The Mary Pickford Foundation is pleased to announce it is joining forces with the already thriving Marie Dressler Museum in Cobourg, Ontario to help create Canada’s Women in Film Museum highlighting the lives and careers of Mary Pickford, Norma Shearer and Marie Dressler.
These Canadian born stars were three of the first four winners of the Academy’s Best Actress Oscars and each forged their own paths to cinematic success. Marie Dressler was a vaudeville star before she became the first actress to star in a feature length comedy, Mack Sennett’s Tillie’s Punctured Romance, in 1914.

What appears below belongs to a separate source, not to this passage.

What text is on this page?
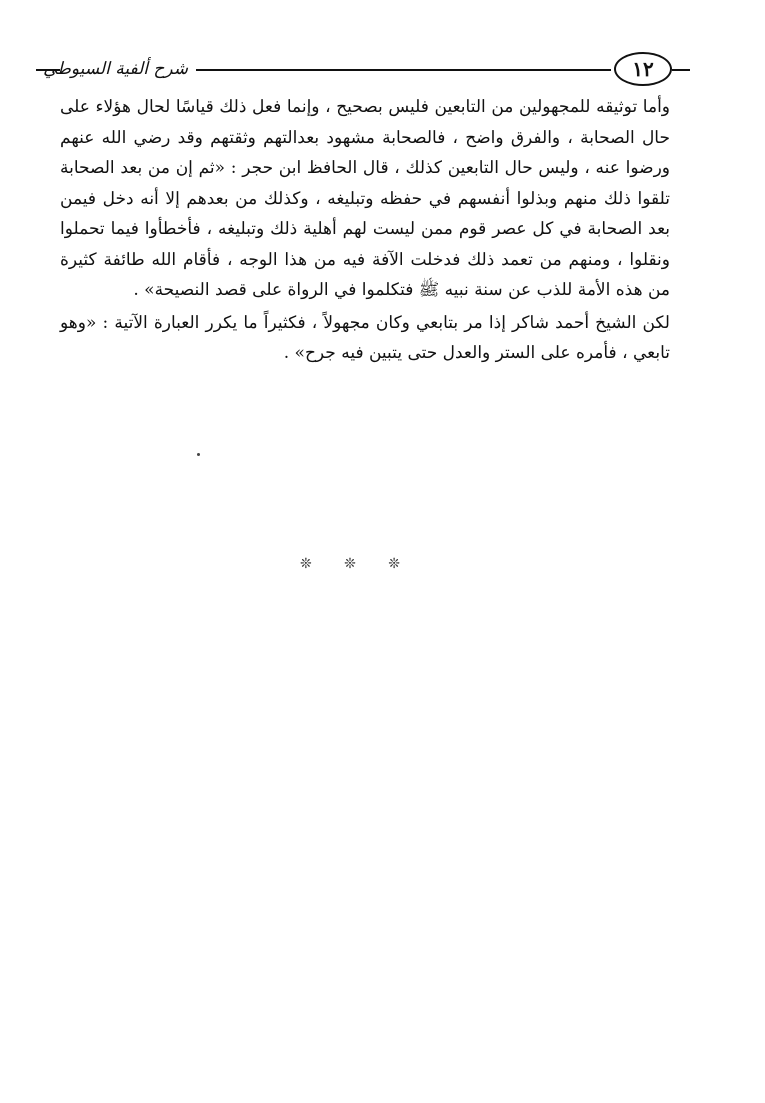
شرح ألفية السيوطي	١٢

وأما توثيقه للمجهولين من التابعين فليس بصحيح ، وإنما فعل ذلك قياسًا لحال هؤلاء على حال الصحابة ، والفرق واضح ، فالصحابة مشهود بعدالتهم وثقتهم وقد رضي الله عنهم ورضوا عنه ، وليس حال التابعين كذلك ، قال الحافظ ابن حجر : «ثم إن من بعد الصحابة تلقوا ذلك منهم وبذلوا أنفسهم في حفظه وتبليغه ، وكذلك من بعدهم إلا أنه دخل فيمن بعد الصحابة في كل عصر قوم ممن ليست لهم أهلية ذلك وتبليغه ، فأخطأوا فيما تحملوا ونقلوا ، ومنهم من تعمد ذلك فدخلت الآفة فيه من هذا الوجه ، فأقام الله طائفة كثيرة من هذه الأمة للذب عن سنة نبيه ﷺ فتكلموا في الرواة على قصد النصيحة» .

لكن الشيخ أحمد شاكر إذا مر بتابعي وكان مجهولاً ، فكثيراً ما يكرر العبارة الآتية : «وهو تابعي ، فأمره على الستر والعدل حتى يتبين فيه جرح» .

❊ ❊ ❊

Several years ago, community leaders of Cobourg came together to save and renovate the home that was Marie’s birthplace. Working with the Museum Studies department at the University of Toronto, they created an informative, interactive and exciting center that draws tourists year round. Maximizing space allowed for room to expand the museum and so they returned to the Museum Studies Department to gather together a new group of young women studying for their Masters. The idea of young women working together to bring the story of these three Canadian film pioneers to new generations of women personifies Pickford’s belief in fostering a creative community and “taking care of our own.” The Pickford Foundation is pleased to work with these women and the citizens of Cobourg and will be providing film clips, photographs and the historical background and knowledge to tell the personal and professional story of Mary Pickford.